Energy experiments and brink of disaster
Vestas starts to experiment with alternatives to traditional energy production, developing wind turbine technology in secret. Despite technological success, the company stands on the brink of closure.
1971 Ready for a new era
A year after building a separate factory for crane production, Vestas hires its first engineer, Birger Madsen.
Known in the company as a provocateur and innovator, Madsen's ingenuity proves essential in developing the technology that turns wind into electricity.
With the oil crisis looming, Vestas will soon be known for something completely different: alternative energy.
1978 Experimenting with the whisk
Keen to avoid ridicule from customers and suppliers, Vestas carries out initial wind turbine experiments in secret. The first prototype looks like a giant egg whisk - and fails to produce sustainable, economical electricity.
Meanwhile, in another Danish town, two black smiths, Karl Erik Jørgensen and Henrik Stiesdal, are developing a wind turbine but don’t have the money to go into production.
They call Vestas to ask for help. Vestas tests their design - essentially the same three-blade model used today - and invites Karl and Henrik to join the team.
1979 The first successful turbine
Vestas sells and installs its first turbine – with a 10-metre rotor and capacity of 30 KW – and the first costumers begin to benefit from clean, sustainable electricity from wind. The above photo shows one of the earlier turbines, the HVK15/55 kW, being dismantled in Lem, Denmark in 1981
1980 Start of mass production and stormy times
An American company, Zond, sends a team to Europe to source wind turbines. As Vestas gears up to welcome the Americans, they receive a call: Zond won’t visit Denmark after all, as they are happy with what they’ve seen in the Netherlands. Determined to show their turbines, a Vestas team jumps into the company’s twin-engine plane and arrives in the Netherlands three hours later. The Americans agree to make the trip to Denmark - and buy two turbines there and then.

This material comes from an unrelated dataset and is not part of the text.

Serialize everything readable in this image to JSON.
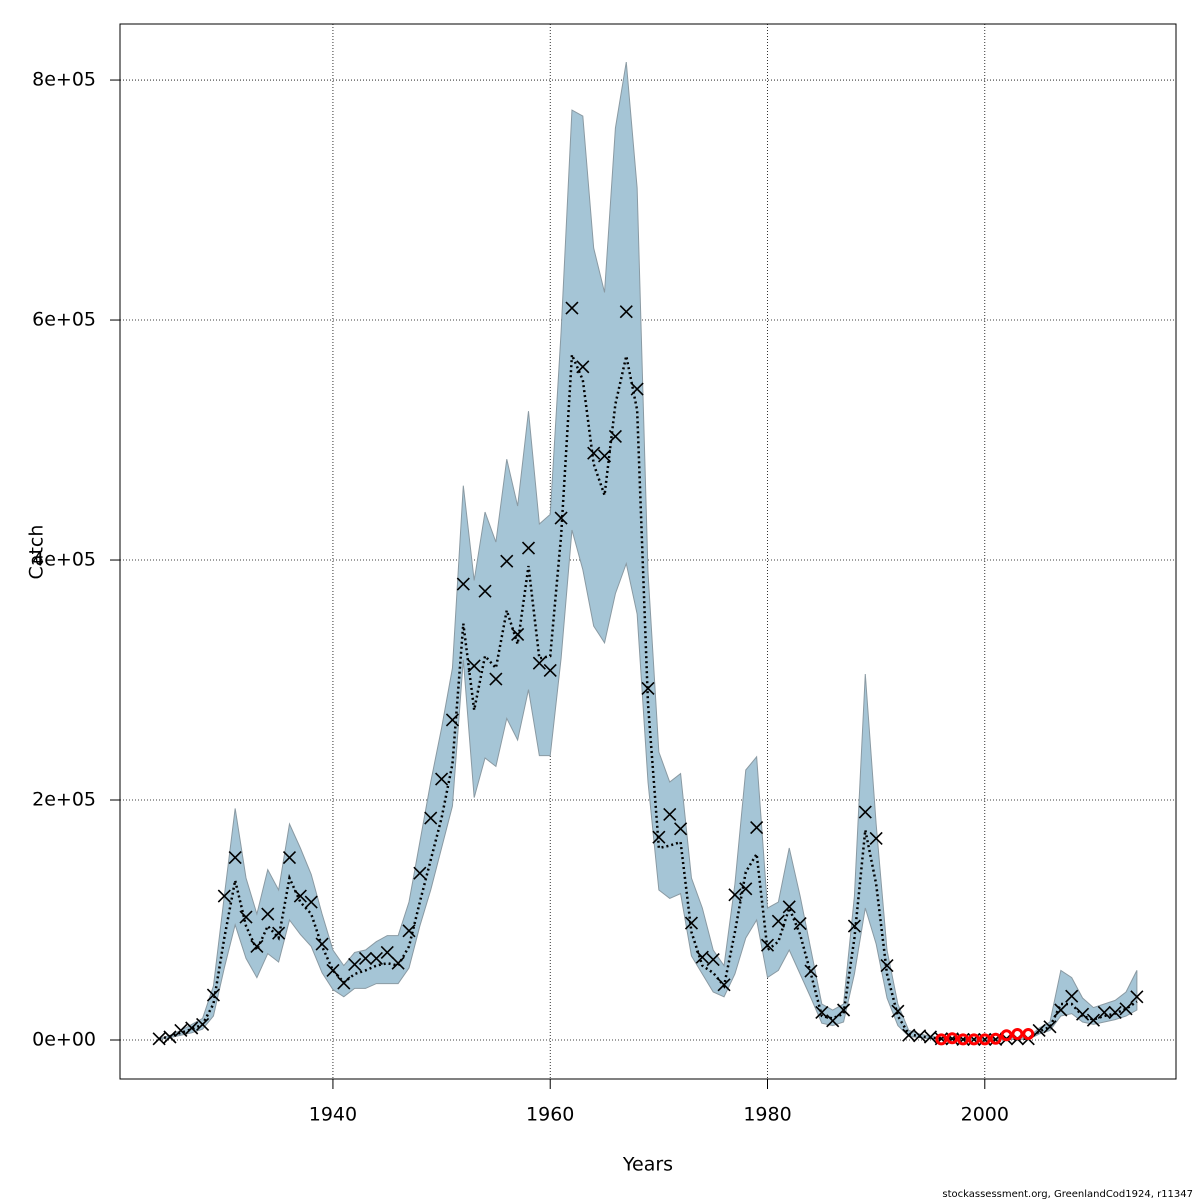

Autumnal storms rip through the Danish countryside. High winds snap the blade off a turbine at the Vestas factory, raining debris onto the ground below. Peder Hansen knows there is a serious design flaw and he cancels turbine production and stops all the turbines already installed at customer sites. For a year, the company pays compensation to costumers as it desperately tries to resolve the issue.
1981 Taking control of quality
After a year of investigation, Vestas finds a flaw in the blade’s construction. But instead of conceding defeat and abandoning the dream, Vestas starts to produce its own fiberglass components, ensuring high quality in every stage of production.
Early investing in new wind technology turns out to be a stroke of genius. New legislation in the United States gives tax breaks to wind energy investors and Zond places an order for 155 turbines. The following year, Zond orders 550. Vestas swells from 200 employees to 870.
For Zond, Vestas’ experience in agricultural machinery is important. Farmers like rugged machines that can handle rough treatment, and Vestas’ turbines have the same robust strength.
1985 Intelligent turbines
The first pitch-regulated turbine rolls out. The OptiTip® innovation constantly fine-tunes the angle of the blades - and no competitors can match the increased efficiency.
Zond orders a further 1,200 turbines to be delivered by 1 December. But on the second shipment, disaster strikes: the shipping company goes bankrupt. Anchored outside Los Angeles, Vestas misses the deadline. When the turbines finally arrive, Zond refuses to accept them – and can’t even pay for the turbines already delivered.
1986 The brink of bankruptcy
Suddenly, Vestas finds itself with a huge stockpile of turbines to shift. At home, the Danish government changes the tax laws on turbines, halving the rebate.
Vestas' financial situation looks bleak. On 3 October it goes into suspension of payments. And still, there is nothing wrong with the turbines.